Selon Thomas marque le retour sur Canal+ d’un humoriste apaisé mais pas assagi pour autant

“LE TRUC, C’EST DE TRAVAILLER, AVANCER, ESSAYER, NE PAS PASSER SES JOURNÉES À SE BRANLER, NE JAMAIS SE TROMPER DE CAUSE. Ne pas crier à l’injustice dans le monde tout en se comportant comme un connard dans la vie.” Avant de l’avoir au bout du fil, on trépignait d’avance de savourer cette prose assassine qu’il a tant maniée par le passé. Mais à l’entendre aujourd’hui, Thomas Ngijol semble avoir trouvé la foi. Quand on lui parle de la sacrosaint­e subversion de l’humoriste, le stand-upper se tempère. Lui préfère insister sur l’idée flottante de “vérité”, celle d’un “amusement qui ne se calcule pas”, d’un humour limpide qui toucherait le public droit au coeur, boum : “... l’éclate !”

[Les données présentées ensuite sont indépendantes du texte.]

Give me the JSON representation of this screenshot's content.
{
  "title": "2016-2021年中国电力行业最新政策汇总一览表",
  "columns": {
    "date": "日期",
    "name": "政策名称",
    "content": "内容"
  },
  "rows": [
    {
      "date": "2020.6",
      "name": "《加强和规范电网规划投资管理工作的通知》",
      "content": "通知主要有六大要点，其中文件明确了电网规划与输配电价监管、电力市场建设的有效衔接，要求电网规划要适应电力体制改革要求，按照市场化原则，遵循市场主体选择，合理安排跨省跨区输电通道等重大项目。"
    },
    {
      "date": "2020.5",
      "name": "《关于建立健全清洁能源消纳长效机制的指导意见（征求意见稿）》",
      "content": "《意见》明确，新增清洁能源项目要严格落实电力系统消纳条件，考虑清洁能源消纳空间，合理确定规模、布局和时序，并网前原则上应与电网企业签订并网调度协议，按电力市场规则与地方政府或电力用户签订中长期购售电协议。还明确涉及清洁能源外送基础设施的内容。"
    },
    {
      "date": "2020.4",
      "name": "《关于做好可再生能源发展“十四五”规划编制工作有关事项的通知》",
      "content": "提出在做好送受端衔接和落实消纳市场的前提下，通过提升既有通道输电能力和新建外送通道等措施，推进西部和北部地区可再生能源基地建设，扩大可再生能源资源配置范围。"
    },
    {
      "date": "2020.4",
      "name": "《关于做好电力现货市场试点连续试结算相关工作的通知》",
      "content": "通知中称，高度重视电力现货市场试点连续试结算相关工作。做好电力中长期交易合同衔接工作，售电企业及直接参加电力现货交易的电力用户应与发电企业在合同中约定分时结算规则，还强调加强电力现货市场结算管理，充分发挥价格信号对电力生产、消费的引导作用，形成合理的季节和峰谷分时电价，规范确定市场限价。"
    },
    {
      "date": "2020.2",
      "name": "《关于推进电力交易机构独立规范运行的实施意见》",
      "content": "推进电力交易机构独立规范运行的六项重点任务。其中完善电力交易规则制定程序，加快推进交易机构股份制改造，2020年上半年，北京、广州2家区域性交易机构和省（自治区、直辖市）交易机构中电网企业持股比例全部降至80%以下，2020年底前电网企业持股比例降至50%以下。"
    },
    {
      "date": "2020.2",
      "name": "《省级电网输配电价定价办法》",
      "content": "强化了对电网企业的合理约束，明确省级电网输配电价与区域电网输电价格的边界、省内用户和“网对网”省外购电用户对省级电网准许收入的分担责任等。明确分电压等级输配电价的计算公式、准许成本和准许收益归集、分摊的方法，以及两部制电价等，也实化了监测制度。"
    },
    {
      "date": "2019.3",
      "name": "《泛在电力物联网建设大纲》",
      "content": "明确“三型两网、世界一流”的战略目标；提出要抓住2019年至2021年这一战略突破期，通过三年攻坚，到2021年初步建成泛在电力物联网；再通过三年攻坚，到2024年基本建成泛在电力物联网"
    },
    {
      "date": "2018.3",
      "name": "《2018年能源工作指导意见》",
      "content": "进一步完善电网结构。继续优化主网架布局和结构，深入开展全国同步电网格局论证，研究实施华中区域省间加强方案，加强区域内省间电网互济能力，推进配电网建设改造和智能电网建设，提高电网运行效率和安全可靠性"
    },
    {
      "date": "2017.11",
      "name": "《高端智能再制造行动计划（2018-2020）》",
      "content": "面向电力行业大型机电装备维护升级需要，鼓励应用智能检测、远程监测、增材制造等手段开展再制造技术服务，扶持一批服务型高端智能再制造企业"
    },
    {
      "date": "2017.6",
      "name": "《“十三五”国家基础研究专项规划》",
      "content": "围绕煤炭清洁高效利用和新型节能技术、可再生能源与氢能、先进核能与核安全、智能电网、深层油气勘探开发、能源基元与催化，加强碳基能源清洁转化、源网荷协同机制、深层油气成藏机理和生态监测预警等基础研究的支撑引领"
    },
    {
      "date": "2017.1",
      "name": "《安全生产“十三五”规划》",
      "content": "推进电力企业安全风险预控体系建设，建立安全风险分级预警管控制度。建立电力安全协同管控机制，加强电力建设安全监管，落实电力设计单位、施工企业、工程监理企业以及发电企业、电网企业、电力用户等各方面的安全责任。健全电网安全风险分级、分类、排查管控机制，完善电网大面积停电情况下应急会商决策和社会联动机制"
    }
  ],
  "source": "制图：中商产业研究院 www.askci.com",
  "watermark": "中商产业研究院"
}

Son discours est sans détour, ses conviction­s solides, sa parole celle d’un mec qui aurait vécu l’épiphanie. D’ailleurs, Selon Thomas, ça sonne comme un évangile. Cette messe du vendredi soir signe le come-back sur la chaîne cryptée de l’ancien flingueur de stars du

Grand Journal. Un sketch-show en public d’une vingtaine de minutes où s’enlacent digression­s sur scène, satire de l’actualité et concerts intimistes. Une sorte de “Friday Night Live” mâtiné d’une ambiance café-théâtre à la cool qui

– aucun hasard – nous renvoie à l’humeur familiale du Jamel Comedy Club.

“On est super loin du ‘Ngijol Show’, quand même !”, se gausse d’ailleurs l’intéressé quand on s’amuse à voir en ce titre un bel ego trip. “J’espère que les gens comprendro­nt la dimension humaniste du programme derrière ce léger narcissism­e. Je ne voulais pas rentrer dans la facilité, le prétentieu­x et le ringard. Selon Thomas est un challenge, une grande cour de récré, une forme de lâcher-prise total. J’avais envie de faire de la télé sans jamais avoir la sensation de faire de la télé”, explique-t-il. Sans désavouer l’influence des shows d’outre-Atlantique, il nous rassure : pas question pour lui de “la jouer à l’américaine”.

Ardu d’ailleurs de dire à quoi joue Thomas Ngijol, figure aguerrie du one-man-show, évadé des salles obscures depuis quatre ans déjà, de retour sur le PAF pour “faire du sale !”, micro en main comme un freestyler en feu. Face à une marelle, on l’imagine bifurquer hors des cases. Les règles du jeu, il les invente. Ainsi, s’il fait de l’affaire Weinstein le ressort de gags grinçants, le premier porc qu’il balance… n’est autre que lui-même. Sous couvert d’un schizo “Thomas Ngijol,

vous êtes une ordure !”, l’humoriste déplore la banalisati­on du harcèlemen­t sexuel en osant le burlesque.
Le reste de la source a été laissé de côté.